Laura Núñez (1r d’ESO)
Todo empezó un día de primavera del año 1987. Estaba yo a punto de acabar los estudios de arqueología; sólo me faltaba el crédito de final de carrera. Me daban a elegir entre realizar la práctica en Atapuerca, el mayor hallazgo paleontológico de Europa, o viajar a Egipto, cuna de una civilización enigmática.

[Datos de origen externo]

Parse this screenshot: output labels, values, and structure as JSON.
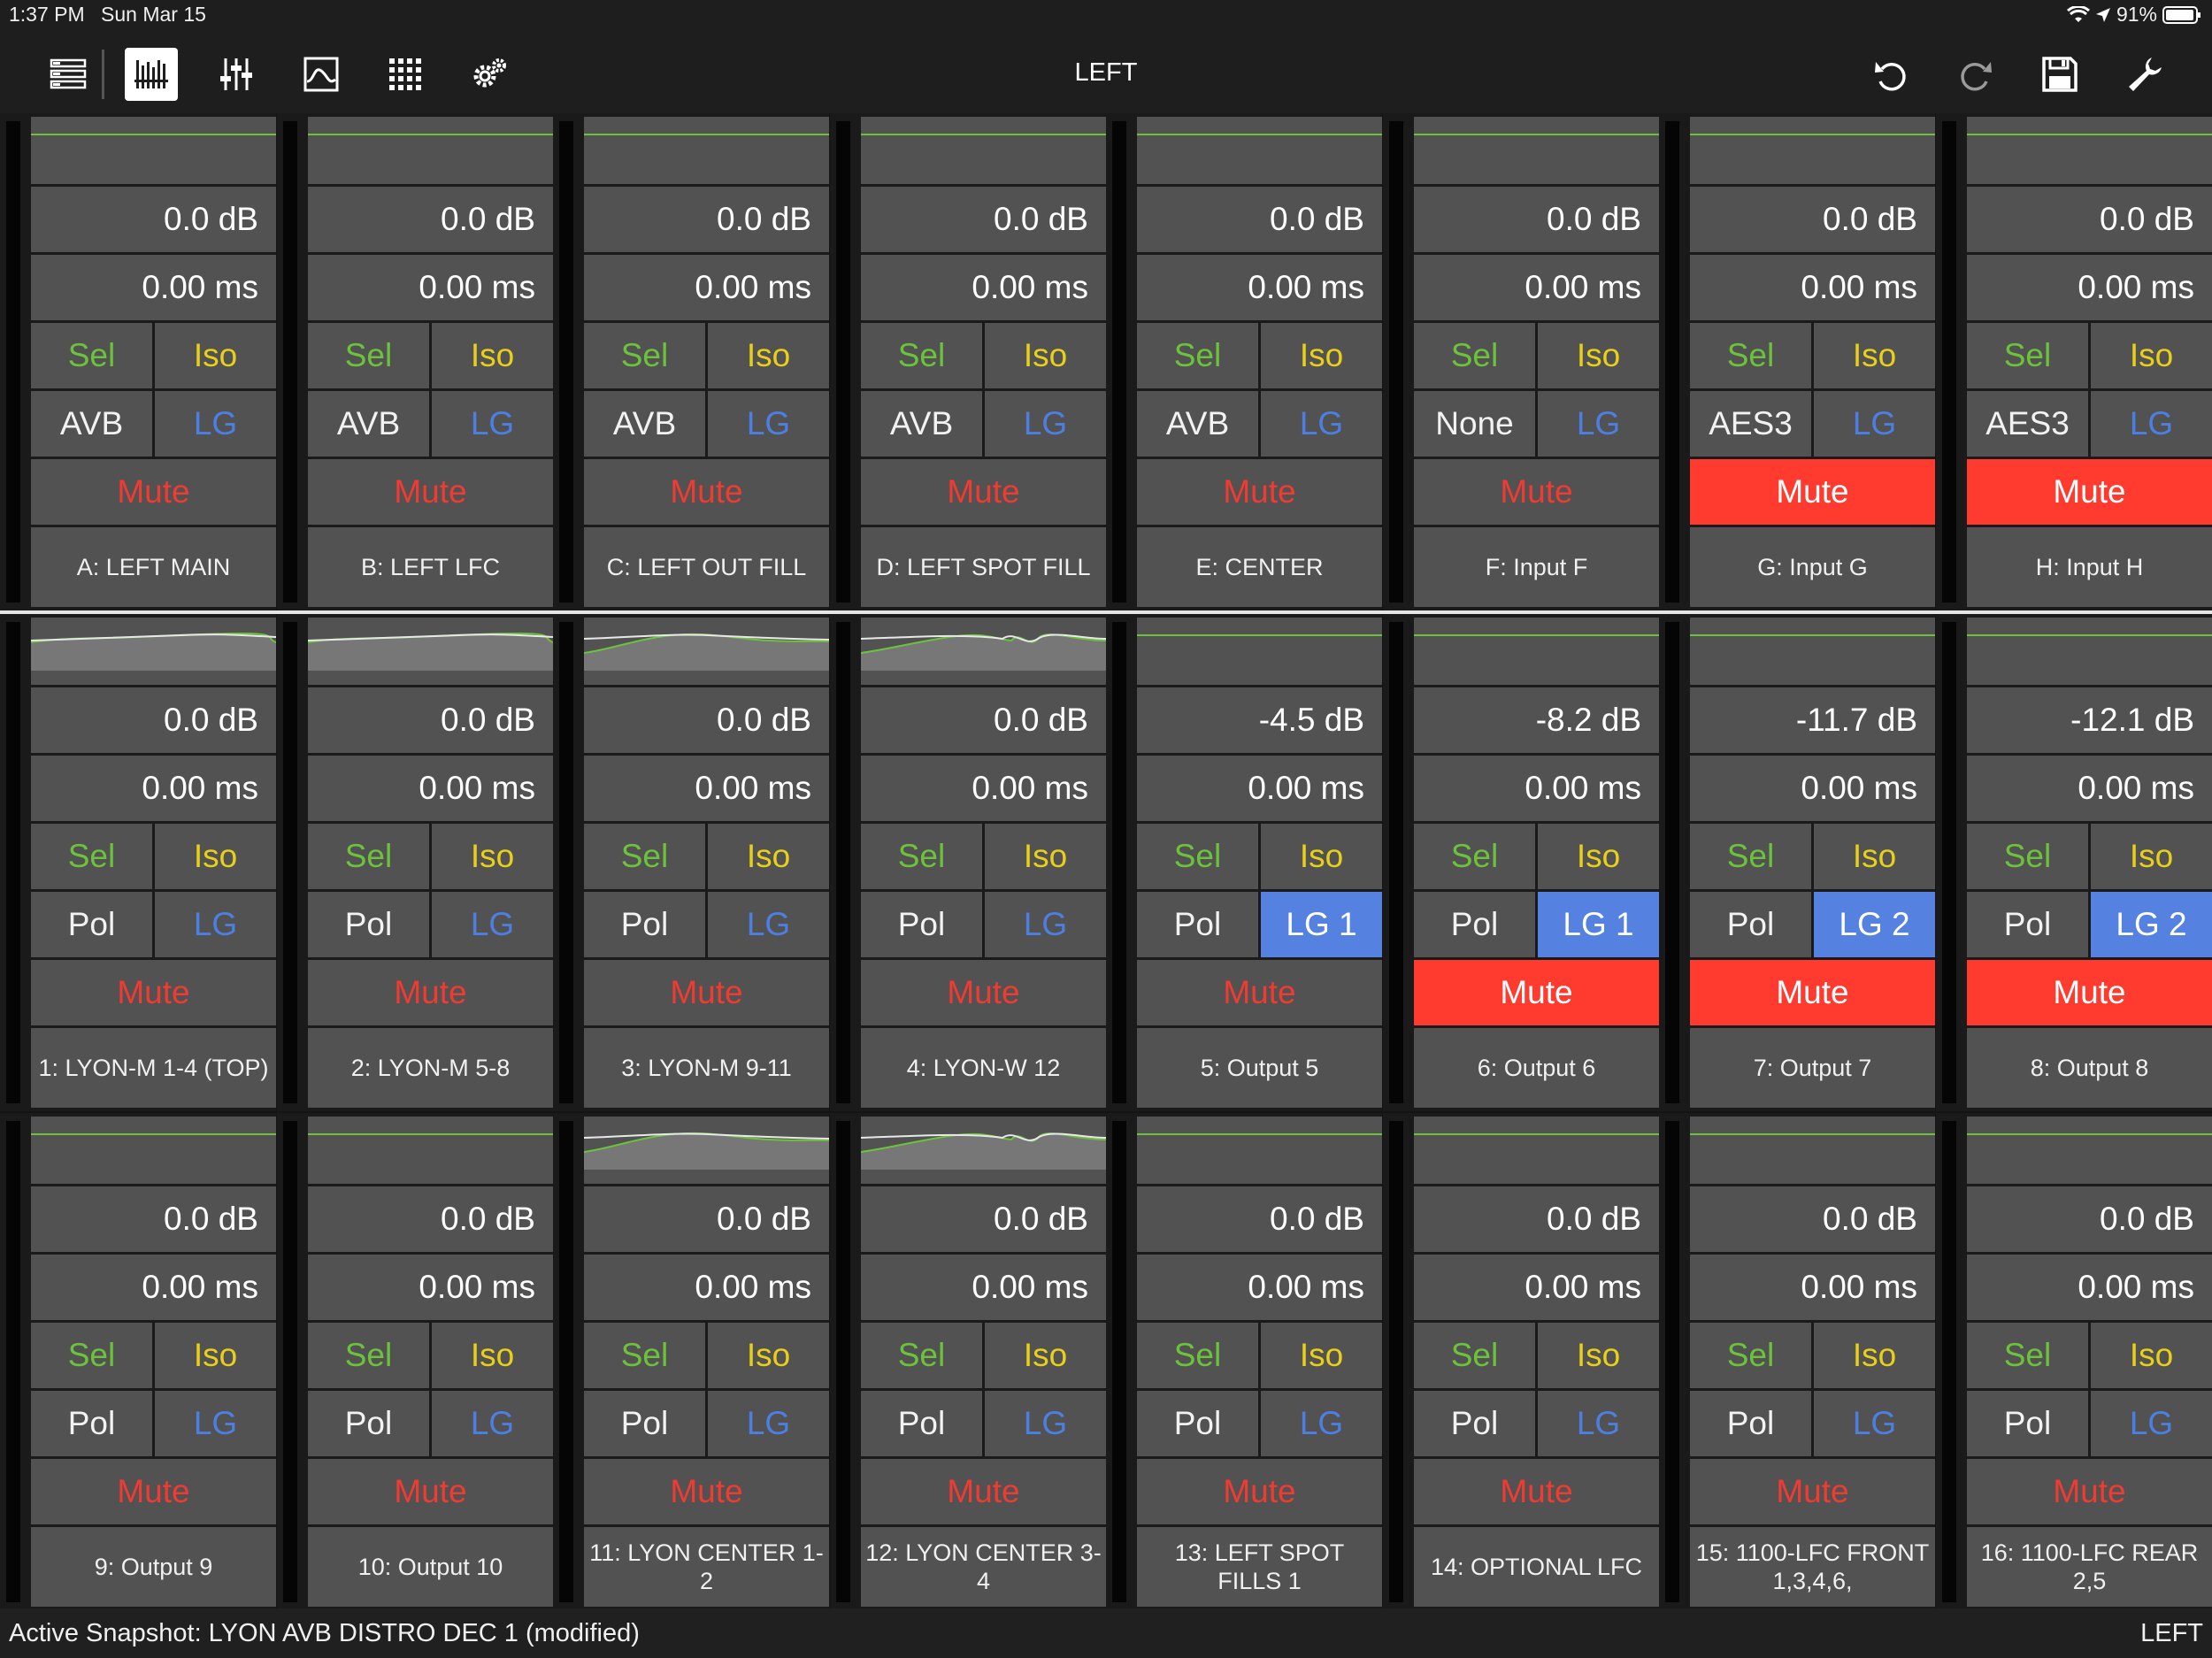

En principio iba a ir a Atapuerca, pero no fui porque estaba harta de estudiar prehistoria y porque faltaban 60 años para llegar al sector T6, que es donde están los cráneos de los Australopitecos, la especie que más me interesaba junto a la del homo habilis, y está claro que no tenía tiempo suficiente para presentar un trabajo completo y original sobre Atapuerca. Así que me orienté hacia un trabajo sobre Egipto, pero para eso tenía que viajar hasta allí.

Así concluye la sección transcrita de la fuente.